More American hotels need to ditch the disposables
A weekend at the Hampton Inn generated more trash than my family produces in a month at home.
I spent the past weekend at a hotel in Indiana. I was there for the wedding of a dear friend, and this hotel – the Hampton Inn – had been recommended as the most convenient place to stay. It was nice and comfortable, but I had the shock of my life when I went for breakfast on the first day.
Everything in the dining room was disposable – paper plates, Styrofoam bowls, plastic-lined cups, plastic cutlery (that was wrapped in more plastic). Even the cups for measuring out waffle batter were disposable; whatever happened to an old-fashioned ladle?
I asked a server if there were any reusable plates we could use, all the while mentally berating myself for not bring our own. She looked at me as if I’d requested something illegal. “Is there at least recycling? A compost bin?” I asked desperately. She gestured at the trashcan: “You can just go ahead and put it all in there.” Sure enough, as I watched, a fellow guest tossed his empty 7-Up bottle in the trash and walked away.
This behaviour shocked my Canadian sensibilities, coming from a place where recycling happens in most places. I should have known better, though, since I've heard similar stories from family members and fellow TreeHugger writers who have stayed at hotels in the United States.
Within a half hour, despite my attempts to reduce waste by sharing plates and cutlery, my family had accumulated an obscene amount of waste on our table – more than we produce in a week at home. At the end of the meal, there was nothing to do except shovel it into the trash and walk away.
What bothers me most is that the Hampton Inn is clearly aware of the need to be more environmentally considerate. Every disposable item in the breakfast room contained some kind of stamp, seal, or statement proclaiming its greenness:
“Certified post-consumer recycled material,” “Recyclable & Renewable,” “May be recycled if you have access to a recycler that accepts paper products containing food residue. Such facilities may not exist in your area. Contains approximately 91% renewable material. Renewable material may include: cellulose fiber from trees that are regenerated at a faster rate than they are used and other naturally renewable materials.”

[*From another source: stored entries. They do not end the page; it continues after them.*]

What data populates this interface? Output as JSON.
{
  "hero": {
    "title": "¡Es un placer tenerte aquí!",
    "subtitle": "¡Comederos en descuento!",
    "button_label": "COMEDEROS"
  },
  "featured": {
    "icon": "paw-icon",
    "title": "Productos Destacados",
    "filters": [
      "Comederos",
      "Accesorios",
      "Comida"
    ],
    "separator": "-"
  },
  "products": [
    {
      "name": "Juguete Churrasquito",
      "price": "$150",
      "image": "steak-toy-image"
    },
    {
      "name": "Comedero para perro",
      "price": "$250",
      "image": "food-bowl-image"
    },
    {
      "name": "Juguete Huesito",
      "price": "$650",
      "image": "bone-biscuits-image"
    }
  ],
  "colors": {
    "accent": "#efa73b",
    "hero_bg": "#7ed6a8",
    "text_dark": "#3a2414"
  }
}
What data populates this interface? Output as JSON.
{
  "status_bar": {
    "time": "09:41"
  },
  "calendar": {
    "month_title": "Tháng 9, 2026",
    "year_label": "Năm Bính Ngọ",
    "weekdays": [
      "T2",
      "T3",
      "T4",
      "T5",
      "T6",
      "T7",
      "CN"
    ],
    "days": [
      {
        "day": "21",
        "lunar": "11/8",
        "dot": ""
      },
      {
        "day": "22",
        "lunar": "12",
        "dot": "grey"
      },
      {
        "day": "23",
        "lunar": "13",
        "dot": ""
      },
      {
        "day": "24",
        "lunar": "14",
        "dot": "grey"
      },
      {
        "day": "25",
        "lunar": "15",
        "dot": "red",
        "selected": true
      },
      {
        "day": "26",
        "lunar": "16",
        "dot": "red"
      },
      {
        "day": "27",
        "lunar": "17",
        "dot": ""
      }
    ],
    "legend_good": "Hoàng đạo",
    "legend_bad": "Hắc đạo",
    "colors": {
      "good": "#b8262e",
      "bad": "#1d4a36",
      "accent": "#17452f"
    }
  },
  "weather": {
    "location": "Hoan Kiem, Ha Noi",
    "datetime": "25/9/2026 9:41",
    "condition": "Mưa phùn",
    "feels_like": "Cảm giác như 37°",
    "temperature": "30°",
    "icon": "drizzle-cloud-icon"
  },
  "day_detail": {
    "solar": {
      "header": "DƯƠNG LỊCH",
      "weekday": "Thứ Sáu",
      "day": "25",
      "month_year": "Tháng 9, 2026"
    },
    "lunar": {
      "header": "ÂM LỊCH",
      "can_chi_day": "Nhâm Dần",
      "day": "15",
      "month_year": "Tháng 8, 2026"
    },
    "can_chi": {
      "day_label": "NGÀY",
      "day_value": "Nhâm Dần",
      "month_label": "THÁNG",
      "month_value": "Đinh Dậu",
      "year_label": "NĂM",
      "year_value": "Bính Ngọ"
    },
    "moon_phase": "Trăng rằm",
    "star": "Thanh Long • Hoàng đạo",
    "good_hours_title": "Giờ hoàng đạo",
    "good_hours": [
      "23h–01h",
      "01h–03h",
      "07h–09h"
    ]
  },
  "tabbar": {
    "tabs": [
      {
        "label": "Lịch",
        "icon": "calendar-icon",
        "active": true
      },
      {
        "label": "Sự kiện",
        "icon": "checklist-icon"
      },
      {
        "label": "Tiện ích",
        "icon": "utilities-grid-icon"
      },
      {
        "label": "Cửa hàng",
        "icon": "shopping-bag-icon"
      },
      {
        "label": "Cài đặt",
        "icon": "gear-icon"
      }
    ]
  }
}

It was a real-life experience in extreme greenwashing. If the Hampton Inn actually cared about being more environmentally friendly, it would do away with disposables and replace with reusables. I realize the Hampton Inn is a budget hotel, but that’s no excuse for environmental profligacy.
Just because disposables are made from renewable materials doesn’t make them any less wasteful; in fact, I’d argue that people become even more complacent about using disposables when the very items in question are greenwashed into looking like an eco-friendly option. There is a false perception that the environmental damage is less, that it’s OK not to change one’s habits or challenge how it’s done, while ignoring the fact that, renewable or not, disposables still result in the same amount of unnecessary trash filling our planet’s landfills.
Switching to reusables would mean having to hire someone to wash dishes, but I doubt the hotel company would have trouble covering that cost, especially if they no longer had to buy a plate, bowl, juice cup, coffee cup, fork, knife, and spoon for every client. Considering that guests pay a generous amount of money to stay there, funds are not the issue here; it's more about priorities.
Speaking of value, providing reusables at breakfast would make the stay more pleasant. Nothing cheapens a meal quite so much as using disposable plates and cutlery to eat one’s breakfast. It renders the fancy dining room décor unnecessary, as the dining experience has rapidly degraded from ‘I’m eating out at breakfast’ to ‘Oh, I guess I’m roughing it on a picnic.’
After our meal, my husband went back to fill up our water bottles. The server offered him a plastic bottle of water. “No, thanks,” he replied. “I’ll fill them from the big pitcher on the counter.” “Oh, we fill that with bottled water,” she said.
Later that afternoon, I used an empty conference room to practice violin ahead of the ceremony. As I stood playing, I could see the big plastic bags of breakfast trash, heaped in the corner of the room, emanating an unpleasant smell, awaiting disposal. The green 7-Up bottle was visible at the bottom.
It was a jolting reminder that, even though trash may disappear from view, it never disappears fully; it simply gets moved to someone else’s backyard – usually the backyard of less privileged individuals – until, of course, there’s no more space left and we are forced to start living with our own trash. At that point, America’s love affair with disposables and convenience will deteriorate rapidly, but it will be too late.
In the meantime, I have realized the importance of never traveling without a full set of reusable dishes. A valuable lesson learned.